Burns odkryła również, że niektóre populacje ptaków odnotowały wzrosty. Dla przykładu dzięki działaniom ochronnym liczba osobników sokoła wędrownego podwoiła się. W sumie zaczęło przybywać osobników wśród siedmiu gatunków ptaków drapieżnych. Pokazuje to, jak bardzo ludzie mogą kształtować bioróżnorodność.
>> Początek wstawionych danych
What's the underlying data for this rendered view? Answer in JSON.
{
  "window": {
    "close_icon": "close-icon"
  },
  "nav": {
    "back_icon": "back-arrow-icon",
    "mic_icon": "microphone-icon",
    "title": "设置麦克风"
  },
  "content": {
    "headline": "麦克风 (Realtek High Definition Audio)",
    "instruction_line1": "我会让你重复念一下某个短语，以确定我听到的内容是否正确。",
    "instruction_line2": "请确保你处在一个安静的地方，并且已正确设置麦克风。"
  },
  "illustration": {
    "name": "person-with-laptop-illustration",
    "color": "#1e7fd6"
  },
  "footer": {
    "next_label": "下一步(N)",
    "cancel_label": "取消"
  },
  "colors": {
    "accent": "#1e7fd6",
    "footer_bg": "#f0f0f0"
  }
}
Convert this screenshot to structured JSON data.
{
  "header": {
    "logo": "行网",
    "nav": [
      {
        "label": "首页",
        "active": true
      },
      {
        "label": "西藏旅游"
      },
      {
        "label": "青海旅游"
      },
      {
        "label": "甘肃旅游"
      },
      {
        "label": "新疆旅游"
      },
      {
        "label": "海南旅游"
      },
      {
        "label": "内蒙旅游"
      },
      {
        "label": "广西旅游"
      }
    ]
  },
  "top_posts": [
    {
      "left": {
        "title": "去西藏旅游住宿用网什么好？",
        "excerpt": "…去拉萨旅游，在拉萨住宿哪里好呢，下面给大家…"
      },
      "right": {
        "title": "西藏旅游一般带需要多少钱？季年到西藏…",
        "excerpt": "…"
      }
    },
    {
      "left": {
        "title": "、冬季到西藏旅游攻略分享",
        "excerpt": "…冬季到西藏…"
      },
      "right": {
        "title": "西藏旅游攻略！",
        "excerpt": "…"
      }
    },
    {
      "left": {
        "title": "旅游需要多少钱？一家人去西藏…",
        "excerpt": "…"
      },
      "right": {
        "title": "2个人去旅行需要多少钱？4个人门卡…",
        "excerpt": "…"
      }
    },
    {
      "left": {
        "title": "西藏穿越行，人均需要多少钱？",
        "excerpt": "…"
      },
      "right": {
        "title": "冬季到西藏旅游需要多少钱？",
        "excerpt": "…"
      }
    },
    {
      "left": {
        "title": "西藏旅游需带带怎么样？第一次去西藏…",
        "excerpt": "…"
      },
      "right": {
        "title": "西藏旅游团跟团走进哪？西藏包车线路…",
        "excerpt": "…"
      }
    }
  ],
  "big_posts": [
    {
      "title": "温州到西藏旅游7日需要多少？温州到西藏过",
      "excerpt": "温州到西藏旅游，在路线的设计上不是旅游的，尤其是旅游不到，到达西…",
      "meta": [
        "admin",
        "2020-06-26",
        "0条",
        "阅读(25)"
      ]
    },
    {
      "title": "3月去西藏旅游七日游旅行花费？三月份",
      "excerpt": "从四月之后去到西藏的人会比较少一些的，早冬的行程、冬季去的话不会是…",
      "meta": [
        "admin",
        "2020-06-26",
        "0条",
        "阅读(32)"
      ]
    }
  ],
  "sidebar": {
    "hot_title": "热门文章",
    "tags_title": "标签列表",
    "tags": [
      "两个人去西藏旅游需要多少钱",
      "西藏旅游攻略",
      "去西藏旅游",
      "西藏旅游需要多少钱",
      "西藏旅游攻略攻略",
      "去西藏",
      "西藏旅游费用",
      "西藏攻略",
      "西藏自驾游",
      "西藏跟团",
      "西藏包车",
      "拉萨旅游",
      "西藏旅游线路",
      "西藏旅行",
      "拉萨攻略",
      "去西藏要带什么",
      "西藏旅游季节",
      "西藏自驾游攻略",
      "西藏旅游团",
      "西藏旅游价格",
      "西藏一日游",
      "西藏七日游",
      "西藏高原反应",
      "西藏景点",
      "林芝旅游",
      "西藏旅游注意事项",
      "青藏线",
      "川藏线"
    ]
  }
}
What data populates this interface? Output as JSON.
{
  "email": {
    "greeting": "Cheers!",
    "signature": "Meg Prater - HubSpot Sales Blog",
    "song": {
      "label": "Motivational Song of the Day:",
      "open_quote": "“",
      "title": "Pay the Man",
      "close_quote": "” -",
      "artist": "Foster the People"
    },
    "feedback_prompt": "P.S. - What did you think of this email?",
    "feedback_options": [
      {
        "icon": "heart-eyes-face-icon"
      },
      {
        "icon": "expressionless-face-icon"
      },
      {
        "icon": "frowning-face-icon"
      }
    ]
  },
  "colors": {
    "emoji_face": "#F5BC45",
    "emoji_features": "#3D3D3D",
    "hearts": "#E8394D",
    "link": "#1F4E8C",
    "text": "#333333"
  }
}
- Potrzebujemy działań całego społeczeństwa, aby wspólnie stawić czoła kryzysowi przyrodniczemu i klimatycznemu – mówi Burns. - Oznacza to zwiększenie skali przyjaznego przyrodzie rolnictwa, ochrony gatunkowej, zrównoważonego leśnictwa i rybołówstwa, a także szybkie rozszerzenie sieci obszarów chronionych – dodaje.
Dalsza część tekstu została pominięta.